There are lessons to this for the future of other state industries too. Many years ago, when we had a pro-market government, I asked the head of a US-owned international hospital provider — whose clinics and hospitals were very impressive indeed — why they didn’t offer to take over and run an NHS hospital to show how it could transform the treatment and care of NHS patients. His answer was blunt: he would prefer to build a new hospital that might actually work efficiently, and hire management and staff that were steeped in the culture of customer service, rather than the gloomy culture of the NHS. And indeed, when one private company did take over an NHS hospital, though the improvements were tangible, the legacy culture eventually overwhelmed it.

Since then, looking at many other state organizations has convinced me that privatising an unreformed, monopoly service is a mistake. You really have to create the conditions by which you can grow something new — something innovative, competitive and customer-focused.

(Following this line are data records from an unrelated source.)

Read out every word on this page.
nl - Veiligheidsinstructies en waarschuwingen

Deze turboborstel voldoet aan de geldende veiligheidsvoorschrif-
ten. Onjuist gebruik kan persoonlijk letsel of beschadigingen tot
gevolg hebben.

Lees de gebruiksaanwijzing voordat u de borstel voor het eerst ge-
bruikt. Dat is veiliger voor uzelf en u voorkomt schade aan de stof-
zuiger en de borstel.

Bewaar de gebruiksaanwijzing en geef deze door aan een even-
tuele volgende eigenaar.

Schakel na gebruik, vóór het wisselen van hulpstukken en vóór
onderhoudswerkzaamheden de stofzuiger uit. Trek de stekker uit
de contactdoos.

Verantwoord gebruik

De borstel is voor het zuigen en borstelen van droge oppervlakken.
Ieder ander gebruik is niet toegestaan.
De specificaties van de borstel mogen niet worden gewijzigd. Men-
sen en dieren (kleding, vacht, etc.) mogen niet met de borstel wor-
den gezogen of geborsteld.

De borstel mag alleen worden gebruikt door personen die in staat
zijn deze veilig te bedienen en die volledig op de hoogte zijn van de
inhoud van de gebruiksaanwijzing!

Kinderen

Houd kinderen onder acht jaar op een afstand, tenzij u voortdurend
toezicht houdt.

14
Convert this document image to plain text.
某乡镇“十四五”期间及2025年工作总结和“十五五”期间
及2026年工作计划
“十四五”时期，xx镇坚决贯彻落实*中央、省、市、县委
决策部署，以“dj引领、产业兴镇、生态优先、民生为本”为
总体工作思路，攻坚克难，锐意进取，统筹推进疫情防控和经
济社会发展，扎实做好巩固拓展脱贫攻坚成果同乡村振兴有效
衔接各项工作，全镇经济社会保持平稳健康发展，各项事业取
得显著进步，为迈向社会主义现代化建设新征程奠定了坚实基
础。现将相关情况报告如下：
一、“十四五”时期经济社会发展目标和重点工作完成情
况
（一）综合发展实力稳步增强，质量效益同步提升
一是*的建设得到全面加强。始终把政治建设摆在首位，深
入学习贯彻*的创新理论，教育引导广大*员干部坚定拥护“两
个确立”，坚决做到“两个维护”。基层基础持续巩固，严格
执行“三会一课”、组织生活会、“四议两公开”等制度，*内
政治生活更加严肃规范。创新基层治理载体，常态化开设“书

That was the idea of the internal market in health and education: the government still pays, so everyone can access the service, but it is provided by various independent companies or non-profits, so that customers also have the benefits of choice and competition. Of course, it wasn’t long before the civil service stifled that sort of innovation by swamping the new providers with regulation. And that’s a problem we have seen often, from buses to schools. But it’s a problem we can solve.